Вечное вам спасибо, славные мои помощники, мои первые ассистенты, всю жизнь помню вас и спрашиваю — где вы теперь?
12
Лето прошло в ожидании лета, холодное, сибирское. Сначала цвели маки, потом мальвы на клумбе между больничными корпусами. Лежал у нас молодой ботаник, ходил в одних кальсонах вдоль запретки и собирал грибы, цветы, траву, приносил в палату и читал нам лекции. Запомнилась почему-то трава портулак. Собирались все ходячие и слушали его, как студенты, характерная, между прочим, черта заключенных, особенно малосидящих, — побольше знать, учиться без принуждения и понукания. Первое мое лето в Сибири, ясное, с длинными вечерами, с чистым, густо-синим небом в сумерках, сопки зеленые, пушистые, так и зовут побродить, посидеть под деревом. Внутри лагеря ни единого деревца… Последняя весточка из института — сокурсники мои получили дипломы и поехали врачевать в Караганду, в Чимкент, в Кустанай. Никогда я уже с ними не встречусь, не сядем вмести на лекции, не устроим вечеринку, не пойдем на танцы, не сбежим с занятий в кино — никогда не будем студентами.

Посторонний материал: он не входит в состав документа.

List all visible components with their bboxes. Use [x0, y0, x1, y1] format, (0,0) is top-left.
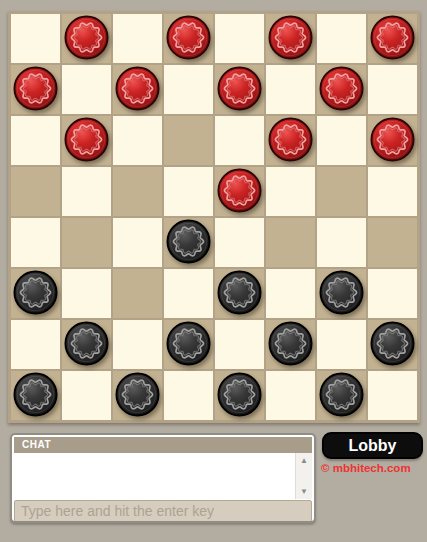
red-checker-piece[interactable] — [64, 15, 109, 60]
red-checker-piece[interactable] — [13, 66, 58, 111]
black-checker-piece[interactable] — [166, 219, 211, 264]
chat-scrollbar[interactable]: ▲ ▼ — [295, 453, 312, 499]
red-checker-piece[interactable] — [268, 117, 313, 162]
square-d6[interactable] — [164, 116, 213, 165]
square-h5[interactable] — [368, 167, 417, 216]
square-e2[interactable] — [215, 320, 264, 369]
square-d1[interactable] — [164, 371, 213, 420]
square-c8[interactable] — [113, 14, 162, 63]
square-d4[interactable] — [164, 218, 213, 267]
square-a4[interactable] — [11, 218, 60, 267]
square-a6[interactable] — [11, 116, 60, 165]
square-d7[interactable] — [164, 65, 213, 114]
square-a5[interactable] — [11, 167, 60, 216]
black-checker-piece[interactable] — [268, 321, 313, 366]
square-b1[interactable] — [62, 371, 111, 420]
square-e6[interactable] — [215, 116, 264, 165]
lobby-button[interactable]: Lobby — [322, 432, 423, 459]
black-checker-piece[interactable] — [319, 372, 364, 417]
square-b2[interactable] — [62, 320, 111, 369]
square-h7[interactable] — [368, 65, 417, 114]
chat-header: CHAT — [14, 437, 312, 453]
black-checker-piece[interactable] — [115, 372, 160, 417]
square-b7[interactable] — [62, 65, 111, 114]
black-checker-piece[interactable] — [217, 270, 262, 315]
red-checker-piece[interactable] — [217, 168, 262, 213]
square-g1[interactable] — [317, 371, 366, 420]
square-a7[interactable] — [11, 65, 60, 114]
square-g2[interactable] — [317, 320, 366, 369]
black-checker-piece[interactable] — [370, 321, 415, 366]
square-f1[interactable] — [266, 371, 315, 420]
checkers-game-window: CHAT ▲ ▼ Lobby © mbhitech.com — [0, 0, 427, 542]
red-checker-piece[interactable] — [217, 66, 262, 111]
chat-message-area[interactable]: ▲ ▼ — [14, 453, 312, 499]
square-e3[interactable] — [215, 269, 264, 318]
square-e5[interactable] — [215, 167, 264, 216]
square-e8[interactable] — [215, 14, 264, 63]
square-g4[interactable] — [317, 218, 366, 267]
red-checker-piece[interactable] — [64, 117, 109, 162]
square-d3[interactable] — [164, 269, 213, 318]
square-h6[interactable] — [368, 116, 417, 165]
square-a8[interactable] — [11, 14, 60, 63]
square-f3[interactable] — [266, 269, 315, 318]
red-checker-piece[interactable] — [115, 66, 160, 111]
square-g7[interactable] — [317, 65, 366, 114]
square-e7[interactable] — [215, 65, 264, 114]
square-f7[interactable] — [266, 65, 315, 114]
square-a3[interactable] — [11, 269, 60, 318]
square-d2[interactable] — [164, 320, 213, 369]
square-c1[interactable] — [113, 371, 162, 420]
square-b6[interactable] — [62, 116, 111, 165]
square-f2[interactable] — [266, 320, 315, 369]
red-checker-piece[interactable] — [319, 66, 364, 111]
red-checker-piece[interactable] — [370, 117, 415, 162]
square-f5[interactable] — [266, 167, 315, 216]
black-checker-piece[interactable] — [319, 270, 364, 315]
square-b3[interactable] — [62, 269, 111, 318]
square-h2[interactable] — [368, 320, 417, 369]
square-f4[interactable] — [266, 218, 315, 267]
chat-header-label: CHAT — [22, 439, 51, 450]
square-h8[interactable] — [368, 14, 417, 63]
square-b4[interactable] — [62, 218, 111, 267]
square-c5[interactable] — [113, 167, 162, 216]
scroll-up-icon[interactable]: ▲ — [296, 453, 312, 468]
square-c2[interactable] — [113, 320, 162, 369]
square-g6[interactable] — [317, 116, 366, 165]
chat-input[interactable] — [14, 500, 312, 522]
black-checker-piece[interactable] — [64, 321, 109, 366]
square-g8[interactable] — [317, 14, 366, 63]
black-checker-piece[interactable] — [166, 321, 211, 366]
square-a2[interactable] — [11, 320, 60, 369]
square-c6[interactable] — [113, 116, 162, 165]
red-checker-piece[interactable] — [166, 15, 211, 60]
square-b8[interactable] — [62, 14, 111, 63]
copyright-link[interactable]: © mbhitech.com — [321, 462, 411, 474]
square-c3[interactable] — [113, 269, 162, 318]
square-b5[interactable] — [62, 167, 111, 216]
square-f8[interactable] — [266, 14, 315, 63]
black-checker-piece[interactable] — [217, 372, 262, 417]
square-e4[interactable] — [215, 218, 264, 267]
square-g5[interactable] — [317, 167, 366, 216]
board — [8, 11, 420, 423]
square-a1[interactable] — [11, 371, 60, 420]
square-h3[interactable] — [368, 269, 417, 318]
red-checker-piece[interactable] — [268, 15, 313, 60]
square-c4[interactable] — [113, 218, 162, 267]
scroll-down-icon[interactable]: ▼ — [296, 484, 312, 499]
black-checker-piece[interactable] — [13, 270, 58, 315]
square-e1[interactable] — [215, 371, 264, 420]
square-f6[interactable] — [266, 116, 315, 165]
red-checker-piece[interactable] — [370, 15, 415, 60]
square-d8[interactable] — [164, 14, 213, 63]
square-h4[interactable] — [368, 218, 417, 267]
square-d5[interactable] — [164, 167, 213, 216]
chat-panel: CHAT ▲ ▼ — [10, 433, 316, 523]
square-g3[interactable] — [317, 269, 366, 318]
square-c7[interactable] — [113, 65, 162, 114]
square-h1[interactable] — [368, 371, 417, 420]
black-checker-piece[interactable] — [13, 372, 58, 417]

«Тебе не дадут хода в жизни, — писала мне Вета, — не повысят в должности из-за биографии, тебя везде будут упрекать прошлым». Я и сам знаю. Но всё, что задумал, выполню. «Свершай свои круги, о, чадо смертных чад, но вечно жди суда у беспощадной двери…» Приходил Шурупов, 58-1 «б», двадцать пять и пять по рогам, садился, закуривал трубку. Приходил Жан Гращенко, студент из Черновиц, 58–10, восемь лет. «Ну, как там Ветка, что пишет?»